I am a resident of Pitipana in Negombo. I suffered a heart attack in November in 2013 and I was admitted to the Base Hospital in Negombo. As I was diagnosed with cardiac infarction, I was in hospital for a week, on tablets and injections.

After coming home I got worse. I had to consult a cardiac surgeon, at a private hospital in Wattala. I underwent an angiogram at Nawaloka hospital.

Three arteries were occluded. The doctor suggested that, I should undergo a bypass surgery soon. The total expense was Rs. 700,000, which I couldn't afford as I am a retired English teacher. I registered at the cardiac ward at the General Hospital in Colombo. Though I had been enlisted for a long time, doctors didn't call me for the operation. I was on medication given by the clinic at the Base Hospital in Negombo. I understood that there was no option other than open heart surgery.
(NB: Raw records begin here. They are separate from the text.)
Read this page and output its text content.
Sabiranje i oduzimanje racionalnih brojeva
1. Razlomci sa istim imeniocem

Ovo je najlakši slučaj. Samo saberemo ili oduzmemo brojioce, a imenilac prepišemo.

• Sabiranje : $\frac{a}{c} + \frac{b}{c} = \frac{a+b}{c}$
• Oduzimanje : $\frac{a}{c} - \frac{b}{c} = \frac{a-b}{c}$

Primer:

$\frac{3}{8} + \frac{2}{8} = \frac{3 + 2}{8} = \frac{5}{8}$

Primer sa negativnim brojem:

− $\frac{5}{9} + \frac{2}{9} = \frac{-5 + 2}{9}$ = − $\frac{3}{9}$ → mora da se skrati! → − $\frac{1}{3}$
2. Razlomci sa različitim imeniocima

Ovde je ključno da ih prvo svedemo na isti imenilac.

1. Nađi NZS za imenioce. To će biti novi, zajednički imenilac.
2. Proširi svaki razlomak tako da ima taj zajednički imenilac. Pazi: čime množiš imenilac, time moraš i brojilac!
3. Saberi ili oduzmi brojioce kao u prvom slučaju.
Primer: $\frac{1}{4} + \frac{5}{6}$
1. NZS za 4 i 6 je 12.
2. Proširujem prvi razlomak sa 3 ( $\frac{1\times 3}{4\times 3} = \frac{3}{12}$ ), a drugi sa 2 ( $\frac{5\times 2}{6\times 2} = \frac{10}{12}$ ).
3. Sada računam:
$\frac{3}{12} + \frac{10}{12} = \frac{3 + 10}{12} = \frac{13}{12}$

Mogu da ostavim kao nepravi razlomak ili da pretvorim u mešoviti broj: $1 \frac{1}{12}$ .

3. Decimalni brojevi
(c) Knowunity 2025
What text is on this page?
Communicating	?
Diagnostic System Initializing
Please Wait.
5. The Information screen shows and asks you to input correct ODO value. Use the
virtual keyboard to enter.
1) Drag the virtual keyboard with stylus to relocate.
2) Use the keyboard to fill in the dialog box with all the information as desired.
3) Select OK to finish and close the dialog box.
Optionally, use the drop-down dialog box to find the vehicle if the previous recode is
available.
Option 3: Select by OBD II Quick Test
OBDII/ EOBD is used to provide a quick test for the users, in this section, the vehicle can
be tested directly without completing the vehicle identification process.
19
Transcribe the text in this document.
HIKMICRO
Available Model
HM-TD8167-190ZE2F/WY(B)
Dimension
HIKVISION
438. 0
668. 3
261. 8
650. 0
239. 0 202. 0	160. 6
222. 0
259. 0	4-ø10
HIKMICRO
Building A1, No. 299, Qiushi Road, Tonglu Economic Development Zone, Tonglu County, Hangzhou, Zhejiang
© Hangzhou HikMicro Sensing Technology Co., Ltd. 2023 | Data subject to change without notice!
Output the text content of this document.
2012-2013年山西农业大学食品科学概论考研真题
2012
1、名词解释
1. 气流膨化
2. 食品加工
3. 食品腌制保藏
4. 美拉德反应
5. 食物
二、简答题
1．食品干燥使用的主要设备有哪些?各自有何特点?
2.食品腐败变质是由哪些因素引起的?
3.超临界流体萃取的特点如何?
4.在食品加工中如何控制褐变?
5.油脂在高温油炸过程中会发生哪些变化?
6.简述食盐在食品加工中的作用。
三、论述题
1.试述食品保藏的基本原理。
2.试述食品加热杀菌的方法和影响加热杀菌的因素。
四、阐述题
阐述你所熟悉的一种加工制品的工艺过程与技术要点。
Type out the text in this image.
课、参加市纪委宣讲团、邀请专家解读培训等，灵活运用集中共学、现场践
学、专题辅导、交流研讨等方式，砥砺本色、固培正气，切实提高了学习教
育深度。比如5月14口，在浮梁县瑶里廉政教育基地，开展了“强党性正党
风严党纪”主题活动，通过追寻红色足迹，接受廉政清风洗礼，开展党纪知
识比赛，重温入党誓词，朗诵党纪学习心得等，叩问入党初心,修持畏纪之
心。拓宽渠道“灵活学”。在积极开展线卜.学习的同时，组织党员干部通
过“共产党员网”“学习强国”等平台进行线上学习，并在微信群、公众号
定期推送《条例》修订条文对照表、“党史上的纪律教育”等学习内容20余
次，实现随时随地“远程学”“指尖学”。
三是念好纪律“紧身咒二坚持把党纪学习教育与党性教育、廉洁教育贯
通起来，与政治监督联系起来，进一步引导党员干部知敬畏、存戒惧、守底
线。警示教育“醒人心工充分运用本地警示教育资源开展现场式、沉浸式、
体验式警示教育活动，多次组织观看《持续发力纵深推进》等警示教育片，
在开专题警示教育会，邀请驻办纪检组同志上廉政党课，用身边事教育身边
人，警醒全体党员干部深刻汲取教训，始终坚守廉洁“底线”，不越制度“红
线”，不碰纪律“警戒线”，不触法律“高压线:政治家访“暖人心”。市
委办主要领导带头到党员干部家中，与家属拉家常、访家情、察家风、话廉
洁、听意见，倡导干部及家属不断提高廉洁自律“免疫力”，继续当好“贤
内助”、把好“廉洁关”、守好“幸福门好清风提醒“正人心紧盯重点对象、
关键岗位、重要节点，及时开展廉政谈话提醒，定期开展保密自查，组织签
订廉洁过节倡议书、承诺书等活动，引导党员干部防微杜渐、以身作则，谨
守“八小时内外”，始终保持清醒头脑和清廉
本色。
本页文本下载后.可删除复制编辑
Having consulted, a leading cardiologist, Dr. Namal Gamage at the Karapitiya Teaching Hospital in Galle. I was admitted to hospital on November 13, 2014. There were many other cardiac patients physio therapists and nurses readied as for the operation.

On December 1, I was taken to the operating theatre at 8.00 p.m. and Dr. Namal Gamage performed the bypass surgery and I was discharged.

I write this letter to express my gratitude, specially to Dr. Namal Gamage, other assistant doctors and the nurses. The service and care rendered by Dr. Namal Gamage is commendable. If it were not for their services many patients who can't afford medical care in private hospitals would die untimely deaths.